Nationwide in recent years, tribal groups have already received hundreds of millions of dollars for long-overdue payments tied to those costs, said Lloyd Miller, an Anchorage attorney who helped handle the case for CITC.
[Indian Health Service settles $193 million in claims to tribal health organizations]
This new decision “sets a national precedent,” underscoring that the overhead costs include utilities, maintenance and other expenses required to run a facility, he said.
The Indian Health Service on Wednesday said it could not comment on current litigation, including whether it would appeal Sullivan’s decision.
“IHS is fully committed to paying full contract support costs in accordance with the Indian Self-Determination and Education Assistance Act,” the agency said, in an email from Joshua Barnett, an IHS public affairs specialist.
The agency first contracted with CITC in 1992 to provide addiction-recovery services at the Alaska Native Alcohol Recovery Center, said Judge Emmet Sullivan, U.S. District Court judge for the District of Columbia, in his 39-page opinion.
The center was later named the Ernie Turner Center, for the late Athabascan who died in 2010 after creating addiction treatment programs for Native people, following his own recovery from alcoholism.
The Alaska Native population suffers “strikingly” high rates of death attributed to alcohol — seven times higher than for non-Natives in 2016, the state health department reported in May. Also that year, Alaska Natives represented 75 percent of the state’s alcohol-poisoning deaths, but about 15 percent of the population.

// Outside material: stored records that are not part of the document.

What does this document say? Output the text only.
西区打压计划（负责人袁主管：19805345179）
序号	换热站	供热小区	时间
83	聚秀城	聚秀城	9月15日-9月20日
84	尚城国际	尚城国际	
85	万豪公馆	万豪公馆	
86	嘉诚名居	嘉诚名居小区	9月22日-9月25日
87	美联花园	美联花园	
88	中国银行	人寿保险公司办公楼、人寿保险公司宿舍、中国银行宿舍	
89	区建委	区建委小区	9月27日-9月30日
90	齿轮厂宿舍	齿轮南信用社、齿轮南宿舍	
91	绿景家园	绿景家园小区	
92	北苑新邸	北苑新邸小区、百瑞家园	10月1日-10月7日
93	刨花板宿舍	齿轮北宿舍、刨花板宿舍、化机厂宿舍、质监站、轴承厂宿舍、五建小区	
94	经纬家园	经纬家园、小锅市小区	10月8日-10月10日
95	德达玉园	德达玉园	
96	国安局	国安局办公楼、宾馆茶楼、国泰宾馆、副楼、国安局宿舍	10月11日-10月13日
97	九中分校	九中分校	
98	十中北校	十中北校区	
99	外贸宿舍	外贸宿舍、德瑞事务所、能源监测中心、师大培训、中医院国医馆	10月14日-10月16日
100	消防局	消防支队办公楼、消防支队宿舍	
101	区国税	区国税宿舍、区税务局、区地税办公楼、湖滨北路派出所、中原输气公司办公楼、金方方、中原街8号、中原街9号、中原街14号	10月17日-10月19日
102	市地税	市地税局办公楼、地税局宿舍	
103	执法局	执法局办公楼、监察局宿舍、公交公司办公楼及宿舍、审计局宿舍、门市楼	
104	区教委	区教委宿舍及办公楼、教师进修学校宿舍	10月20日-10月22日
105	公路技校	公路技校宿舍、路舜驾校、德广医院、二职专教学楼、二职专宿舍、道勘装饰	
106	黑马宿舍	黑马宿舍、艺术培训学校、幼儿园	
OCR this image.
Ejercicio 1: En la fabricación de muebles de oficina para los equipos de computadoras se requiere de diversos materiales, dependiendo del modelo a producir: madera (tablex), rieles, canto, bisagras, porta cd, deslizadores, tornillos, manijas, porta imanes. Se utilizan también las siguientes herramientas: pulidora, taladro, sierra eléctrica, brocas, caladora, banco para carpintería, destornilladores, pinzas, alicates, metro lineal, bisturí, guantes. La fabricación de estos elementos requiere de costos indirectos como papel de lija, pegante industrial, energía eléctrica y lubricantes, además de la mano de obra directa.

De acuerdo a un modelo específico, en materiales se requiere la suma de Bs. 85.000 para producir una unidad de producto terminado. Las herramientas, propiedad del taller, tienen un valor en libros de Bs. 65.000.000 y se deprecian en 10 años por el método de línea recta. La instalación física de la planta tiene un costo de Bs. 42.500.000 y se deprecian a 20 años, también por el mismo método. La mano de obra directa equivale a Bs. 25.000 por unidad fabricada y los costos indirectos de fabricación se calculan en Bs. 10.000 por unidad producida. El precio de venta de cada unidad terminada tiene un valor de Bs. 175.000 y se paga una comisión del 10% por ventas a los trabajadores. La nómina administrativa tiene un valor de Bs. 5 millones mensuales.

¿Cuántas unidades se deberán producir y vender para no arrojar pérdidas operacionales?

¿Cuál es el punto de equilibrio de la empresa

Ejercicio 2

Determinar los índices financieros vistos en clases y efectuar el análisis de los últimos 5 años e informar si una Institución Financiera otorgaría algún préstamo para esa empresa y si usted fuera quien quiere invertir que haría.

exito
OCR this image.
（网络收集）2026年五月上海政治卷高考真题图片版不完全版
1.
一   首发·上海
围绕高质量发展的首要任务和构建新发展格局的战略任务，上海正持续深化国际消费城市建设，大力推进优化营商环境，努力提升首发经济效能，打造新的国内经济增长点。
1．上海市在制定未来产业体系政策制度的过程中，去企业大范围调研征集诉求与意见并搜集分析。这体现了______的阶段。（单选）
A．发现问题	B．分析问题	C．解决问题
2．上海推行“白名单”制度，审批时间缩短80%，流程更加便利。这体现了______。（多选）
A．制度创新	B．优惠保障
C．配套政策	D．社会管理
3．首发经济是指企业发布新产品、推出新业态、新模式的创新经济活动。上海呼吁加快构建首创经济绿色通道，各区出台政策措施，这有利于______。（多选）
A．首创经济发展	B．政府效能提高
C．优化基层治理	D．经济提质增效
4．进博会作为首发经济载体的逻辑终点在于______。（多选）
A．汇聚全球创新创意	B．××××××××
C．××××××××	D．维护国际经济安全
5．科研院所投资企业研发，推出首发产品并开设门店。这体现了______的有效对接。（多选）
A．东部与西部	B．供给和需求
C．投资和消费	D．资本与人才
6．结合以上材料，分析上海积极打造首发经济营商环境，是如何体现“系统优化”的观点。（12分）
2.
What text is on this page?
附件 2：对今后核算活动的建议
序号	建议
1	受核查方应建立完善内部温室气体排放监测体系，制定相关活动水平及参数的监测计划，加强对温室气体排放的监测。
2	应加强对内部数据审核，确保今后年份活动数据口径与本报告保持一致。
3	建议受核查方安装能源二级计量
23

Sullivan ruled that the federal health agency must determine the full facility costs that it owes CITC since 2014.
CITC says it’s owed $465,000 for 2014 alone.
Miller said the organization, providing social services to Alaska Natives in the Cook Inlet region, has filed similar claims against IHS for more than a decade. He said the final award could amount to several million dollars.
The lack of payment has reduced the recovery services that CITC provides, officials said.
“The costs of running the facilities are fixed costs,” Miller said. “If the government doesn’t reimburse those costs, CITC has to make cuts and not hire staff to make up the difference.”
The center is one of the few residential treatment centers in Alaska, offering a unique, village-care model that gets strong results, said Lisa Rieger, CITC chief legal officer. It emphasizes support from peers, with traditional amenities that include a carving room and therapeutic sweat lodge.
“We’re very pleased that the judge made the right decisions on the legal issues,” she said. “We look forward to resolving the case.”
In 2016, CITC sold the 14-bed Ernie Turner Center in Midtown Anchorage to Southcentral Foundation, a Native-owned health care provider operating the SCF detox program there.
In August, CITC unveiled a new 16-bed residential treatment facility, opening the Ernie Turner Center in Chugiak.
In the case, CITC argued that it had received only $12,000 annually to run the facility since 1992, an amount now well below actual costs.
The federal agency argued it had increased the payment over the years, but failed to cite “any evidence in the record or to otherwise support this assertion,” Sullivan wrote.
Sullivan ruled the agency’s position was inconsistent with its own guidelines and the Indian Self-Determination Act.
Miller called Sullivan’s decision “decisive,” leaving little daylight for appeal. It could collectively be worth tens of millions of dollars annually, ultimately benefiting other tribal organizations fighting to receive full facility costs, he said.
“The judge ruled against the government in so many different ways, it’s difficult to see a basis for appeal,” Miller said.